Sage Cornbread Stuffing

Sage Cornbread Stuffing
  • Servings:Serves 8 to 10
  • Prep Time:15 minutes
  • Cook Time:88 minutes
directions
Preheat oven to 350 degrees F. Spread cornbread cubes in an even layer onto two rimmed parchment-lined baking sheets. Bake until lightly toasted, turning baking sheets halfway through, 15 to 20 minutes. Remove from oven and let cool slightly, then transfer to a large bowl. Increase oven temperature to 375 degrees F.
Meanwhile, halve leeks lengthwise and rinse under water to remove any dirt or grit. Thinly slice the light green and white parts, discarding dark green parts.
Grease a 9x13" baking dish with butter. Heat a 12" skillet over medium-high. Add sausage and cook until browned, breaking up meat with a wooden spoon, 6 to 8 minutes. Transfer sausage to bowl with cornbread.
In same skillet, melt 2 tablespoons butter over medium-high. Add mirepoix and leeks and season with salt and pepper. Cook until vegetables are tender, 6 to 8 minutes. Stir in sage. Transfer vegetables to bowl with cornbread and sausage.
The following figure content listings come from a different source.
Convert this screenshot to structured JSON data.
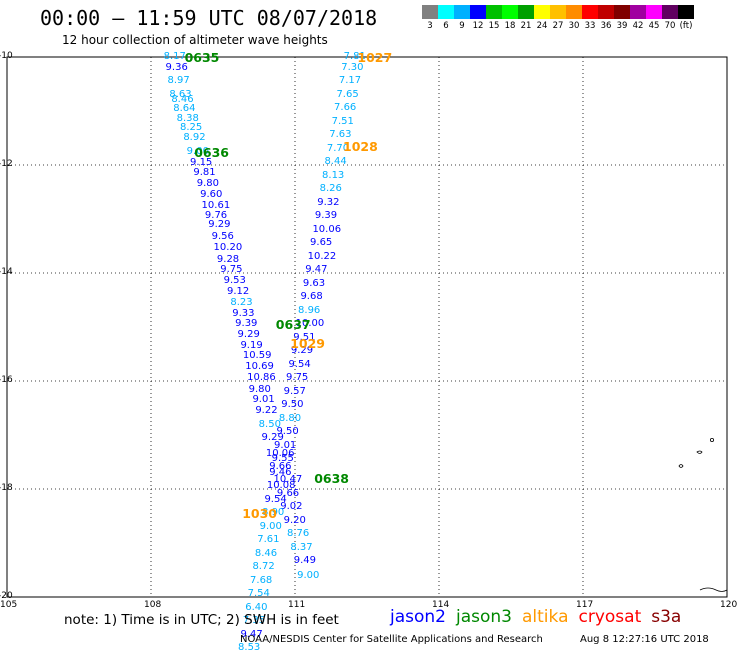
{
  "title": "00:00 – 11:59 UTC 08/07/2018",
  "subtitle": "12 hour collection of altimeter wave heights",
  "colorbar": {
    "colors": [
      "#808080",
      "#00ffff",
      "#00b0ff",
      "#0000ff",
      "#00c000",
      "#00ff00",
      "#00a000",
      "#ffff00",
      "#ffc000",
      "#ff8c00",
      "#ff0000",
      "#c00000",
      "#800000",
      "#a000a0",
      "#ff00ff",
      "#600060",
      "#000000"
    ],
    "labels": [
      "3",
      "6",
      "9",
      "12",
      "15",
      "18",
      "21",
      "24",
      "27",
      "30",
      "33",
      "36",
      "39",
      "42",
      "45",
      "70",
      "(ft)"
    ]
  },
  "axes": {
    "x_ticks": [
      "105",
      "108",
      "111",
      "114",
      "117",
      "120"
    ],
    "y_ticks": [
      "-10",
      "-12",
      "-14",
      "-16",
      "-18",
      "-20"
    ]
  },
  "tracks": [
    {
      "satellite": "jason2",
      "labels": [
        {
          "lon": 108.43,
          "lat": -10.0,
          "value": "8.17",
          "color": "#00b0ff"
        },
        {
          "lon": 108.47,
          "lat": -10.2,
          "value": "9.36",
          "color": "#0000ff"
        },
        {
          "lon": 108.51,
          "lat": -10.45,
          "value": "8.97",
          "color": "#00b0ff"
        },
        {
          "lon": 108.55,
          "lat": -10.7,
          "value": "8.63",
          "color": "#00b0ff"
        },
        {
          "lon": 108.59,
          "lat": -10.8,
          "value": "8.46",
          "color": "#00b0ff"
        },
        {
          "lon": 108.63,
          "lat": -10.96,
          "value": "8.64",
          "color": "#00b0ff"
        },
        {
          "lon": 108.7,
          "lat": -11.15,
          "value": "8.38",
          "color": "#00b0ff"
        },
        {
          "lon": 108.77,
          "lat": -11.32,
          "value": "8.25",
          "color": "#00b0ff"
        },
        {
          "lon": 108.84,
          "lat": -11.5,
          "value": "8.92",
          "color": "#00b0ff"
        },
        {
          "lon": 108.91,
          "lat": -11.76,
          "value": "9.00",
          "color": "#00b0ff"
        },
        {
          "lon": 108.98,
          "lat": -11.96,
          "value": "9.15",
          "color": "#0000ff"
        },
        {
          "lon": 109.05,
          "lat": -12.14,
          "value": "9.81",
          "color": "#0000ff"
        },
        {
          "lon": 109.12,
          "lat": -12.35,
          "value": "9.80",
          "color": "#0000ff"
        },
        {
          "lon": 109.19,
          "lat": -12.56,
          "value": "9.60",
          "color": "#0000ff"
        },
        {
          "lon": 109.22,
          "lat": -12.75,
          "value": "10.61",
          "color": "#0000ff"
        },
        {
          "lon": 109.29,
          "lat": -12.95,
          "value": "9.76",
          "color": "#0000ff"
        },
        {
          "lon": 109.36,
          "lat": -13.11,
          "value": "9.29",
          "color": "#0000ff"
        },
        {
          "lon": 109.43,
          "lat": -13.34,
          "value": "9.56",
          "color": "#0000ff"
        },
        {
          "lon": 109.47,
          "lat": -13.54,
          "value": "10.20",
          "color": "#0000ff"
        },
        {
          "lon": 109.54,
          "lat": -13.75,
          "value": "9.28",
          "color": "#0000ff"
        },
        {
          "lon": 109.61,
          "lat": -13.95,
          "value": "9.75",
          "color": "#0000ff"
        },
        {
          "lon": 109.68,
          "lat": -14.14,
          "value": "9.53",
          "color": "#0000ff"
        },
        {
          "lon": 109.75,
          "lat": -14.36,
          "value": "9.12",
          "color": "#0000ff"
        },
        {
          "lon": 109.82,
          "lat": -14.55,
          "value": "8.23",
          "color": "#00b0ff"
        },
        {
          "lon": 109.86,
          "lat": -14.76,
          "value": "9.33",
          "color": "#0000ff"
        },
        {
          "lon": 109.92,
          "lat": -14.95,
          "value": "9.39",
          "color": "#0000ff"
        },
        {
          "lon": 109.97,
          "lat": -15.14,
          "value": "9.29",
          "color": "#0000ff"
        },
        {
          "lon": 110.03,
          "lat": -15.36,
          "value": "9.19",
          "color": "#0000ff"
        },
        {
          "lon": 110.08,
          "lat": -15.54,
          "value": "10.59",
          "color": "#0000ff"
        },
        {
          "lon": 110.13,
          "lat": -15.74,
          "value": "10.69",
          "color": "#0000ff"
        },
        {
          "lon": 110.17,
          "lat": -15.94,
          "value": "10.86",
          "color": "#0000ff"
        },
        {
          "lon": 110.2,
          "lat": -16.16,
          "value": "9.80",
          "color": "#0000ff"
        },
        {
          "lon": 110.28,
          "lat": -16.36,
          "value": "9.01",
          "color": "#0000ff"
        },
        {
          "lon": 110.34,
          "lat": -16.56,
          "value": "9.22",
          "color": "#0000ff"
        },
        {
          "lon": 110.41,
          "lat": -16.82,
          "value": "8.50",
          "color": "#00b0ff"
        },
        {
          "lon": 110.47,
          "lat": -17.05,
          "value": "9.29",
          "color": "#0000ff"
        },
        {
          "lon": 110.56,
          "lat": -17.35,
          "value": "10.06",
          "color": "#0000ff"
        },
        {
          "lon": 110.63,
          "lat": -17.6,
          "value": "9.66",
          "color": "#0000ff"
        },
        {
          "lon": 110.72,
          "lat": -17.84,
          "value": "10.47",
          "color": "#0000ff"
        },
        {
          "lon": 110.79,
          "lat": -18.09,
          "value": "9.66",
          "color": "#0000ff"
        },
        {
          "lon": 110.86,
          "lat": -18.34,
          "value": "9.02",
          "color": "#0000ff"
        },
        {
          "lon": 110.93,
          "lat": -18.59,
          "value": "9.20",
          "color": "#0000ff"
        },
        {
          "lon": 111.0,
          "lat": -18.84,
          "value": "8.76",
          "color": "#00b0ff"
        },
        {
          "lon": 111.07,
          "lat": -19.09,
          "value": "8.37",
          "color": "#00b0ff"
        },
        {
          "lon": 111.14,
          "lat": -19.34,
          "value": "9.49",
          "color": "#0000ff"
        },
        {
          "lon": 111.21,
          "lat": -19.62,
          "value": "9.00",
          "color": "#00b0ff"
        }
      ]
    },
    {
      "satellite": "jason3",
      "labels": [
        {
          "lon": 112.18,
          "lat": -10.0,
          "value": "7.81",
          "color": "#00b0ff"
        },
        {
          "lon": 112.13,
          "lat": -10.2,
          "value": "7.30",
          "color": "#00b0ff"
        },
        {
          "lon": 112.08,
          "lat": -10.45,
          "value": "7.17",
          "color": "#00b0ff"
        },
        {
          "lon": 112.03,
          "lat": -10.7,
          "value": "7.65",
          "color": "#00b0ff"
        },
        {
          "lon": 111.98,
          "lat": -10.95,
          "value": "7.66",
          "color": "#00b0ff"
        },
        {
          "lon": 111.93,
          "lat": -11.2,
          "value": "7.51",
          "color": "#00b0ff"
        },
        {
          "lon": 111.88,
          "lat": -11.45,
          "value": "7.63",
          "color": "#00b0ff"
        },
        {
          "lon": 111.83,
          "lat": -11.7,
          "value": "7.70",
          "color": "#00b0ff"
        },
        {
          "lon": 111.78,
          "lat": -11.95,
          "value": "8.44",
          "color": "#00b0ff"
        },
        {
          "lon": 111.73,
          "lat": -12.2,
          "value": "8.13",
          "color": "#00b0ff"
        },
        {
          "lon": 111.68,
          "lat": -12.45,
          "value": "8.26",
          "color": "#00b0ff"
        },
        {
          "lon": 111.63,
          "lat": -12.7,
          "value": "9.32",
          "color": "#0000ff"
        },
        {
          "lon": 111.58,
          "lat": -12.95,
          "value": "9.39",
          "color": "#0000ff"
        },
        {
          "lon": 111.53,
          "lat": -13.2,
          "value": "10.06",
          "color": "#0000ff"
        },
        {
          "lon": 111.48,
          "lat": -13.45,
          "value": "9.65",
          "color": "#0000ff"
        },
        {
          "lon": 111.43,
          "lat": -13.7,
          "value": "10.22",
          "color": "#0000ff"
        },
        {
          "lon": 111.38,
          "lat": -13.95,
          "value": "9.47",
          "color": "#0000ff"
        },
        {
          "lon": 111.33,
          "lat": -14.2,
          "value": "9.63",
          "color": "#0000ff"
        },
        {
          "lon": 111.28,
          "lat": -14.45,
          "value": "9.68",
          "color": "#0000ff"
        },
        {
          "lon": 111.23,
          "lat": -14.7,
          "value": "8.96",
          "color": "#00b0ff"
        },
        {
          "lon": 111.18,
          "lat": -14.95,
          "value": "10.00",
          "color": "#0000ff"
        },
        {
          "lon": 111.13,
          "lat": -15.2,
          "value": "9.51",
          "color": "#0000ff"
        },
        {
          "lon": 111.08,
          "lat": -15.45,
          "value": "9.29",
          "color": "#0000ff"
        },
        {
          "lon": 111.03,
          "lat": -15.7,
          "value": "9.54",
          "color": "#0000ff"
        },
        {
          "lon": 110.98,
          "lat": -15.95,
          "value": "9.75",
          "color": "#0000ff"
        },
        {
          "lon": 110.93,
          "lat": -16.2,
          "value": "9.57",
          "color": "#0000ff"
        },
        {
          "lon": 110.88,
          "lat": -16.45,
          "value": "9.50",
          "color": "#0000ff"
        },
        {
          "lon": 110.83,
          "lat": -16.7,
          "value": "8.80",
          "color": "#00b0ff"
        },
        {
          "lon": 110.78,
          "lat": -16.95,
          "value": "9.50",
          "color": "#0000ff"
        },
        {
          "lon": 110.73,
          "lat": -17.2,
          "value": "9.01",
          "color": "#0000ff"
        },
        {
          "lon": 110.68,
          "lat": -17.45,
          "value": "9.55",
          "color": "#0000ff"
        },
        {
          "lon": 110.63,
          "lat": -17.7,
          "value": "9.46",
          "color": "#0000ff"
        },
        {
          "lon": 110.58,
          "lat": -17.95,
          "value": "10.08",
          "color": "#0000ff"
        },
        {
          "lon": 110.53,
          "lat": -18.2,
          "value": "9.54",
          "color": "#0000ff"
        },
        {
          "lon": 110.48,
          "lat": -18.45,
          "value": "8.90",
          "color": "#00b0ff"
        },
        {
          "lon": 110.43,
          "lat": -18.7,
          "value": "9.00",
          "color": "#00b0ff"
        },
        {
          "lon": 110.38,
          "lat": -18.95,
          "value": "7.61",
          "color": "#00b0ff"
        },
        {
          "lon": 110.33,
          "lat": -19.2,
          "value": "8.46",
          "color": "#00b0ff"
        },
        {
          "lon": 110.28,
          "lat": -19.45,
          "value": "8.72",
          "color": "#00b0ff"
        },
        {
          "lon": 110.23,
          "lat": -19.7,
          "value": "7.68",
          "color": "#00b0ff"
        },
        {
          "lon": 110.18,
          "lat": -19.95,
          "value": "7.54",
          "color": "#00b0ff"
        },
        {
          "lon": 110.13,
          "lat": -20.2,
          "value": "6.40",
          "color": "#00b0ff"
        },
        {
          "lon": 110.08,
          "lat": -20.45,
          "value": "7.35",
          "color": "#00b0ff"
        },
        {
          "lon": 110.03,
          "lat": -20.7,
          "value": "9.47",
          "color": "#0000ff"
        },
        {
          "lon": 109.98,
          "lat": -20.95,
          "value": "8.53",
          "color": "#00b0ff"
        }
      ]
    }
  ],
  "time_labels": [
    {
      "lon": 108.7,
      "lat": -10.0,
      "text": "0635",
      "color": "#008800"
    },
    {
      "lon": 108.9,
      "lat": -11.75,
      "text": "0636",
      "color": "#008800"
    },
    {
      "lon": 110.6,
      "lat": -14.95,
      "text": "0637",
      "color": "#008800"
    },
    {
      "lon": 111.4,
      "lat": -17.8,
      "text": "0638",
      "color": "#008800"
    },
    {
      "lon": 112.3,
      "lat": -10.0,
      "text": "1027",
      "color": "#ff9900"
    },
    {
      "lon": 112.0,
      "lat": -11.65,
      "text": "1028",
      "color": "#ff9900"
    },
    {
      "lon": 110.9,
      "lat": -15.3,
      "text": "1029",
      "color": "#ff9900"
    },
    {
      "lon": 109.9,
      "lat": -18.45,
      "text": "1030",
      "color": "#ff9900"
    }
  ],
  "note": "note: 1) Time is in UTC; 2) SWH is in feet",
  "legend": [
    {
      "name": "jason2",
      "color": "#0000ff"
    },
    {
      "name": "jason3",
      "color": "#008800"
    },
    {
      "name": "altika",
      "color": "#ff9900"
    },
    {
      "name": "cryosat",
      "color": "#ff0000"
    },
    {
      "name": "s3a",
      "color": "#880000"
    }
  ],
  "credit": "NOAA/NESDIS Center for Satellite Applications and Research",
  "timestamp": "Aug  8 12:27:16 UTC 2018"
}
In a separate bowl, whisk eggs with a fork to combine. Stir in chicken broth. Pour over bowl with cornbread, sausage and vegetables. Stir gently to fully combine.
Transfer stuffing to prepared baking dish and pat into an even layer. Dot top with remaining 2 tablespoons butter. Cover with foil and bake 40 minutes, then uncover and bake until golden brown, 10 to 12 minutes.